The comments assume significance since on February 17 Finance Minister P Chidambaram while talking about black money menace had specifically mentioned Switzerland as one of the jurisdictions that is not extending co-operation.
While the government has often talked about steps being taken to address the black money menace, opposition parties like the BJP and the Aam Aadmi Party (AAP) have already termed it as a major issue for the upcoming polls.
According to the Swiss government official, an expert delegation from Switzerland visited India and held discussions in early February to discuss tax issues.
"Initiated by Switzerland, a two-day encounter between the expert delegations of the two countries took place in New Delhi on 4 and 5 of February 2014," the official said.
"The meetings took place in a friendly and constructive atmosphere and allowed both sides to explain their respective views in a transparent way in order to get a better knowledge about each other's positions," he added.
Despite efforts by the Alpine nation to shed its banking secrecy tag, Switzerland is still perceived in some quarters as a safe haven reluctant to share information.
Latest data available with the Swiss National Bank shows that total funds held by Indians in Swiss banks declined to a record low of about Rs 9,000 crore (1.42 billion Swiss francs) at the end of 2012, as compared to around Rs 14,000 crore (2.18 billion Swiss francs) a year ago.
The overall funds held in Swiss banks by entities from across the world also fell from USD 1.65 trillion to USD 1.5 trillion during 2012.

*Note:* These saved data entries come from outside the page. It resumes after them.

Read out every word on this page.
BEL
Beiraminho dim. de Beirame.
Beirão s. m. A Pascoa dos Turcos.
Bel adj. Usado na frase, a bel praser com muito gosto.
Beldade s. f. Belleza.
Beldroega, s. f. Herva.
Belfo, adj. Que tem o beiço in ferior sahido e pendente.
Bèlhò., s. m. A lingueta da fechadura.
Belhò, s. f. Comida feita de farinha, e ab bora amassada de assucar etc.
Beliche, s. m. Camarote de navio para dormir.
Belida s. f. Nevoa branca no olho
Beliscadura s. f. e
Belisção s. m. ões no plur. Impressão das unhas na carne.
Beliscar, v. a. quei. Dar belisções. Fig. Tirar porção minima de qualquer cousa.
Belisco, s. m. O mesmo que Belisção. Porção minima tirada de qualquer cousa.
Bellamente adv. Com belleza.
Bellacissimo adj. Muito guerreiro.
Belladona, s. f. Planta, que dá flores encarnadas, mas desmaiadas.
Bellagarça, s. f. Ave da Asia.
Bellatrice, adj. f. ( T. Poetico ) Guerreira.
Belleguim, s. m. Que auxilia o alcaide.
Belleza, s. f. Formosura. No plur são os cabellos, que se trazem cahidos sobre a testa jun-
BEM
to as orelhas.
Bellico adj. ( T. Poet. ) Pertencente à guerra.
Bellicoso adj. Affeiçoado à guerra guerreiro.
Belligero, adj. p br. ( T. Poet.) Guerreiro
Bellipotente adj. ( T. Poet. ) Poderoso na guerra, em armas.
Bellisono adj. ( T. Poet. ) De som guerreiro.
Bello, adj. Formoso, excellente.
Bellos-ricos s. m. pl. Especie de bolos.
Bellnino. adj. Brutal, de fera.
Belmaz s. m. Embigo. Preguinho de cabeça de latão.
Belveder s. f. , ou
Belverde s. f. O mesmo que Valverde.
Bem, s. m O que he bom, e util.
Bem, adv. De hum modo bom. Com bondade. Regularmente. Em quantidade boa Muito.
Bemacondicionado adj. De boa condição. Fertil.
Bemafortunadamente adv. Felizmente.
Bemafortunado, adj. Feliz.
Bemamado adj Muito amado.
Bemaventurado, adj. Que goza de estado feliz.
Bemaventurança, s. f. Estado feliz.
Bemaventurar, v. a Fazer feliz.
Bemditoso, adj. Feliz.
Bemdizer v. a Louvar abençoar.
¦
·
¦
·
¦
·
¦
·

In its crackdown against black money, India has initiated action in at least 84 cases and many more are being investigated, Finance Minister P Chidambaram said last month.
The government is deploying "special efforts and alternative measures" to get information on cases of alleged tax evasion through zero or low-tax jurisdictions abroad, he added.
"Prosecutions for willful tax evasion have been launched in 17 other cases. More enquiries have been initiated into accounts reportedly held by Indian entities in no tax or low tax jurisdictions," he had said.
Regarding the 67 cases, Chidambaram had said tax liability would be determined and wherever law requires penalty would be imposed.
"All that we are trying to say is this exercise was started in 2011. It gathered pace in 2013. We faced numerous obstacles. Even now we have virtually no co-operation from a country like Switzerland. We are trying to get information through special efforts and alternative measures," he added.
Seen as a major step forward, Switzerland in October 2013 agreed to automatic exchange of tax information and mutual administrative assistance in tax matters with overseas jurisdictions.
Switzerland is now a signatory to OECD's Multilateral Convention on Mutual Administrative Assistance in Tax Matters, to which India is also a signatory.
The convention, once operational, would require Switzerland to extend all kinds of mutual assistance in tax matters including exchange on request, spontaneous information sharing, tax examinations abroad, and assistance in tax collection.
Paris-based OECD (Organisation for Economic Cooperation and Development), sets the global tax standards.